Let [math]\displaystyle{ k }[/math] be the non-zero entries in the row. If [math]\displaystyle{ k\le2\sqrt{2m\ln n} }[/math], then clearly [math]\displaystyle{ |c_i| }[/math] is no greater than [math]\displaystyle{ 2\sqrt{2m\ln n} }[/math]. On the other hand if [math]\displaystyle{ k\gt 2\sqrt{2m\ln n} }[/math] then the [math]\displaystyle{ k }[/math] nonzero terms in the sum
- [math]\displaystyle{ c_i=\sum_{j=1}^m a_{ij}b_j }[/math]
are independent, each with probability 1/2 of being either +1 or -1.
Thus, for these [math]\displaystyle{ k }[/math] nonzero terms, each [math]\displaystyle{ b_i }[/math] is either positive or negative independently with equal probability. There are expectedly [math]\displaystyle{ \mu=\frac{k}{2} }[/math] positive [math]\displaystyle{ b_i }[/math]'s among these [math]\displaystyle{ k }[/math] terms, and [math]\displaystyle{ c_i\lt -2\sqrt{2m\ln n} }[/math] only occurs when there are less than [math]\displaystyle{ \frac{k}{2}-\sqrt{2m\ln n}=\left(1-\delta\right)\mu }[/math] positive [math]\displaystyle{ b_i }[/math]'s, where [math]\displaystyle{ \delta=\frac{2\sqrt{2m\ln n}}{k} }[/math]. Applying Chernoff bound, this event occurs with probability at most
- [math]\displaystyle{ \begin{align} \exp\left(-\frac{\mu\delta^2}{2}\right) &= \exp\left(-\frac{k}{2}\cdot\frac{8m\ln n}{2k^2}\right)\\ &= \exp\left(-\frac{2m\ln n}{k}\right)\\ &\le \exp\left(-\frac{2m\ln n}{m}\right)\\ &\le n^{-2}. \end{align} }[/math]

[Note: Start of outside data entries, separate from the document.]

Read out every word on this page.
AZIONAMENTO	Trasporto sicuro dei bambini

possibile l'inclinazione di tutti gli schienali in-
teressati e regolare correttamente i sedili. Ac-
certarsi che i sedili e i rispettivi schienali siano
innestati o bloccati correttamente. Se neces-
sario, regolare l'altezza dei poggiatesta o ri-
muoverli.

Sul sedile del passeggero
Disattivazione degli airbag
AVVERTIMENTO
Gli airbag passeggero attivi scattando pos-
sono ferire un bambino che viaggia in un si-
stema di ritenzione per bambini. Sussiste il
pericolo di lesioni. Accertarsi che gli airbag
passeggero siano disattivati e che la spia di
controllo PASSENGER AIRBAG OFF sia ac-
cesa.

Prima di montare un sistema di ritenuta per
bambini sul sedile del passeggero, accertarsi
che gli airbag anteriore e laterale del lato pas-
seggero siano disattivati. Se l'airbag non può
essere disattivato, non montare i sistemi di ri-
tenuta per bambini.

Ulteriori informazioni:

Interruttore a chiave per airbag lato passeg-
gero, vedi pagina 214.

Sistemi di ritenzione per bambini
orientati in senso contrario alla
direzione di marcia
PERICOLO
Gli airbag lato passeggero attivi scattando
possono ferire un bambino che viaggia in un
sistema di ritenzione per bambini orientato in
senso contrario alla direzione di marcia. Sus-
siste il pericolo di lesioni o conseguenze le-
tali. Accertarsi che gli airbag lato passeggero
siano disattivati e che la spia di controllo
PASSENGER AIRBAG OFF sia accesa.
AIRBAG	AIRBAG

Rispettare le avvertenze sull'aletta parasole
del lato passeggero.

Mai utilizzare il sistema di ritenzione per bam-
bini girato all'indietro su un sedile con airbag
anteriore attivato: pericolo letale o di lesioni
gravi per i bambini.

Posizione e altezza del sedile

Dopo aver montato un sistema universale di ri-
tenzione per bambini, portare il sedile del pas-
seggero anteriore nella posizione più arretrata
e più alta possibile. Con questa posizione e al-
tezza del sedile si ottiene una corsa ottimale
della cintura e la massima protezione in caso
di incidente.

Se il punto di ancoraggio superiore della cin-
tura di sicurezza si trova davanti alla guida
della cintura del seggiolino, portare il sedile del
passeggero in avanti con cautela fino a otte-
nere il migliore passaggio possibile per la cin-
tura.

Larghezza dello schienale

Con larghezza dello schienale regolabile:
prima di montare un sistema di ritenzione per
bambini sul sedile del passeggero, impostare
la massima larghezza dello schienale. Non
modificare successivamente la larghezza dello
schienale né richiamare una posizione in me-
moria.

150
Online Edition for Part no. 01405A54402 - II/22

The same argument can be applied to negative [math]\displaystyle{ b_i }[/math]'s, so that the probability that [math]\displaystyle{ c_i\gt 2\sqrt{2m\ln n} }[/math] is at most [math]\displaystyle{ n^{-2} }[/math]. Therefore, by the union bound,
- [math]\displaystyle{ \Pr[|c_i|\gt 2\sqrt{2m\ln n}]\le\frac{2}{n^2} }[/math].
Apply the union bound to all [math]\displaystyle{ n }[/math] rows.
- [math]\displaystyle{ \Pr[\|Ab\|_\infty\gt 2\sqrt{2m\ln n}]\le n\cdot\Pr[|c_i|\gt 2\sqrt{2m\ln n}]\le\frac{2}{n} }[/math].
- [math]\displaystyle{ \square }[/math]
How good is this randomized algorithm? In fact when [math]\displaystyle{ m=n }[/math] there exists a matrix [math]\displaystyle{ A }[/math] such that [math]\displaystyle{ \|Ab\|_\infty=\Omega(\sqrt{n}) }[/math] for any choice of [math]\displaystyle{ b\in\{-1,+1\}^n }[/math].